An Comparative Analysis of Different Pitch and Metrical Grid Encoding Methods in the Task of Sequential Music Generation

Pitch and meter are two fundamental music features for symbolic music generation tasks, where researchers usually choose different encoding methods depending on specific goals. However, the advantages and drawbacks of different encoding methods have not been frequently discussed. This paper presents a integrated analysis of the influence of two low-level feature, pitch and meter, on the performance of a token-based sequential music generation model. First, the commonly used MIDI number encoding and a less used class-octave encoding are compared.
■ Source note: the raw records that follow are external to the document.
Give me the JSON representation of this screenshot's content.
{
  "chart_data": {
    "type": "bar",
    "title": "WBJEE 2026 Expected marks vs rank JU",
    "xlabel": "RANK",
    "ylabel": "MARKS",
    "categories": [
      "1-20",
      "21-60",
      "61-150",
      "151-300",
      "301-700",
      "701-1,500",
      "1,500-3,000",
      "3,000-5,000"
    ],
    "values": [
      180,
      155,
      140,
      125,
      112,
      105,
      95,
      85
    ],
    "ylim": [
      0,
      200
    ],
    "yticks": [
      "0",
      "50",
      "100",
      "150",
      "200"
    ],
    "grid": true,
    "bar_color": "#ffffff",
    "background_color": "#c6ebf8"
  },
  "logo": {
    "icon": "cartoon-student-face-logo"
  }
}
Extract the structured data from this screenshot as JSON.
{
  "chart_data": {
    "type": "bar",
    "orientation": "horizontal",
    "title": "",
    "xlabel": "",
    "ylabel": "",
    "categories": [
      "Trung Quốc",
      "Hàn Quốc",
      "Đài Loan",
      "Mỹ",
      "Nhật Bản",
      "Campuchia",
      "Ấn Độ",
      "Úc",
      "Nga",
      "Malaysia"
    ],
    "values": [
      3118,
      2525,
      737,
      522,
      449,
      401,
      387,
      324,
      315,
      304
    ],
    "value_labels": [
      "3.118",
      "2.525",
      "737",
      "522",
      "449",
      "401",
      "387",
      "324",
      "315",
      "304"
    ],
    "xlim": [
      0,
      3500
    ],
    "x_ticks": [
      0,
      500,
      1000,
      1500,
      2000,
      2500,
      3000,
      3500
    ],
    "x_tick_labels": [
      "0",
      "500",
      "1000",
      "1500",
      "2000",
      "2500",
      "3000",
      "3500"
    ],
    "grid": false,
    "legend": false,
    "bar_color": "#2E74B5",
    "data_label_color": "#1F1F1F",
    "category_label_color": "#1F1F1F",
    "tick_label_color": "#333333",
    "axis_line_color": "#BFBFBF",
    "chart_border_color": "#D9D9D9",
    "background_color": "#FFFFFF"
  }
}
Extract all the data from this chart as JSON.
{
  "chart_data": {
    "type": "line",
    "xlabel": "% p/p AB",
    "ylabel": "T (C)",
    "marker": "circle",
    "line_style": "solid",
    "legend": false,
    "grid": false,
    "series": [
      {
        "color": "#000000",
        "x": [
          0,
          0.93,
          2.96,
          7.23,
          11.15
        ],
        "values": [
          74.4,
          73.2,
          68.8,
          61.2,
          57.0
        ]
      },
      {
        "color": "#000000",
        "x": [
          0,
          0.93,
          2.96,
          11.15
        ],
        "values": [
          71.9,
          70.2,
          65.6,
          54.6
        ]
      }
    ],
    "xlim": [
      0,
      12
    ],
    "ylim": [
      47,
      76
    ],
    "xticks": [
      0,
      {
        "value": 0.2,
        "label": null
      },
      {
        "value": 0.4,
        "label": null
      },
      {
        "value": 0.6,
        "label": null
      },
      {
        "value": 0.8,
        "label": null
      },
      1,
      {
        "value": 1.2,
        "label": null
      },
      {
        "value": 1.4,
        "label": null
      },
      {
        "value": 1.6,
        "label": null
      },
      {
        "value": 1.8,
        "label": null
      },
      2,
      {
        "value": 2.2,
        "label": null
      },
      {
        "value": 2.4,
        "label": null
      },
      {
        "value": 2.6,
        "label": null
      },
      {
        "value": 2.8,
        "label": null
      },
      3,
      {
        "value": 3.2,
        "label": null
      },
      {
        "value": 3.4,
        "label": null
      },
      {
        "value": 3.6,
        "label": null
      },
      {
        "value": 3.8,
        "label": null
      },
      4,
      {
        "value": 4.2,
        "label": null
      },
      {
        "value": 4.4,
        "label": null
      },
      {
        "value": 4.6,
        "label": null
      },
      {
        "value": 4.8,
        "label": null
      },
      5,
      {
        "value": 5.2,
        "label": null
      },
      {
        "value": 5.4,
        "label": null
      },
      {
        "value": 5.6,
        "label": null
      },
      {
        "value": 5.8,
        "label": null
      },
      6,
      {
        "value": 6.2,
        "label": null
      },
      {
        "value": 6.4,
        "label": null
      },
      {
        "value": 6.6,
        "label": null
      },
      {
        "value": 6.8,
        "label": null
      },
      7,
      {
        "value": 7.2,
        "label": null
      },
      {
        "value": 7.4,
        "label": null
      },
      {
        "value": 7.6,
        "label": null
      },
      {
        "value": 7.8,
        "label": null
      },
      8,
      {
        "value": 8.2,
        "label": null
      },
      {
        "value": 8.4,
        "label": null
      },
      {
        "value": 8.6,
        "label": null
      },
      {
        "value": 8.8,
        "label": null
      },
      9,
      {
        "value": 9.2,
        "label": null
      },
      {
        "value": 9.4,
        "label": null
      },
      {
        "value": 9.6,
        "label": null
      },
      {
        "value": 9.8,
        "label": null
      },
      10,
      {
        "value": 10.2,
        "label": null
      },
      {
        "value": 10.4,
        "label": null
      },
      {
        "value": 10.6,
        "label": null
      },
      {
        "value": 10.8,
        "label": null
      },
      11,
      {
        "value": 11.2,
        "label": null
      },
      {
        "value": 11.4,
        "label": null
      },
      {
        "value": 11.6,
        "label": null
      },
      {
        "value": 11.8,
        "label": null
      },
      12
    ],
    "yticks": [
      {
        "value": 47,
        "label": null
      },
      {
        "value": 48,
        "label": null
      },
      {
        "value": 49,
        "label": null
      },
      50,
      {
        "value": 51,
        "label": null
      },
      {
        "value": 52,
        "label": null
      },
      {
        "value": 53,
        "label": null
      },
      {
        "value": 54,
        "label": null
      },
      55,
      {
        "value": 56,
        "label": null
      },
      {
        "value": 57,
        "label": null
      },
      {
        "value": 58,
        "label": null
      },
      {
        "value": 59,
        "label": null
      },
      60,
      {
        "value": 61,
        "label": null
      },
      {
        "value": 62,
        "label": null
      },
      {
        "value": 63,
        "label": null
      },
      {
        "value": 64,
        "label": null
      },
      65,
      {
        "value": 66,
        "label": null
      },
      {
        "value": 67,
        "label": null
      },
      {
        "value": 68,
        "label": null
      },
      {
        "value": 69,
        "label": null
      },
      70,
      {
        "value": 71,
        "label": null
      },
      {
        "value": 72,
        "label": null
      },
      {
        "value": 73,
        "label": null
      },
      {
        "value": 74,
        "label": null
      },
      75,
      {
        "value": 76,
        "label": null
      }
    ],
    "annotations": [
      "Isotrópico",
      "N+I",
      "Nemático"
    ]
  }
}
Second, an dense intra-bar metric grid is imposed to the encoded sequence as auxiliary features. Different complexity and resolutions of the metric grid are compared. For complexity, the single token approach and the multiple token approach are compared; for grid resolution, 0 (ablation), 1 (bar-level), 4 (downbeat-level) 12, (8th-triplet-level) up to 64 (64th-note-grid-level) are compared; for duration resolution, 4, 8, 12 and 16 subdivisions per beat are compared. All different encodings are tested on separately trained Transformer-XL models for a melody generation task. Regarding distribution similarity of several objective evaluation metrics to the test dataset, results suggest that the class-octave encoding significantly outperforms the taken-for-granted MIDI encoding on pitch-related metrics; finer grids and multiple-token grids improve the rhythmic quality, but also suffer from over-fitting at early training stage. Results display a general phenomenon of over-fitting from two aspects, the pitch embedding space and the test loss of the single-token grid encoding. From a practical perspective, we both demonstrate the feasibility and raise the concern of easy over-fitting problem of using smaller networks and lower embedding dimensions on the generation task. The findings can also contribute to futural models in terms of feature engineering.

翻译：音高与节拍是符号音乐生成任务中的两个基本音乐特征，研究者通常根据特定目标选择不同的编码方法。然而，不同编码方法的优劣尚未得到充分讨论。本文系统分析了音高与节拍这两种低级特征对基于令牌的序列音乐生成模型性能的影响。首先，对比了常用的MIDI数字编码与较少使用的类-八度编码。其次，在编码序列中引入密集的节拍内网格作为辅助特征，并比较了不同复杂度与分辨率的节拍网格。在复杂度方面，比较了单令牌方法与多令牌方法；在网格分辨率方面，比较了0（消融）、1（小节级）、4（强拍级）、12（八分三连音级）直至64（六十四分音符级）的网格；在时值分辨率方面，比较了每拍4、8、12和16种细分。所有编码方法均在单独训练的Transformer-XL模型上测试，用于旋律生成任务。在多项客观评价指标与测试数据集的分布相似性方面，结果表明类-八度编码在音高相关指标上显著优于被普遍认可的MIDI编码；更细的网格与多令牌网格可改善节奏质量，但在训练早期容易出现过拟合。结果从音高嵌入空间与单令牌网格编码的测试损失两个方面揭示了过拟合的普遍现象。从实践角度，我们既证明了在小规模网络与较低嵌入维度下生成任务的可行性，也对其易过拟合的问题提出警示。该发现对未来模型的特征工程具有参考价值。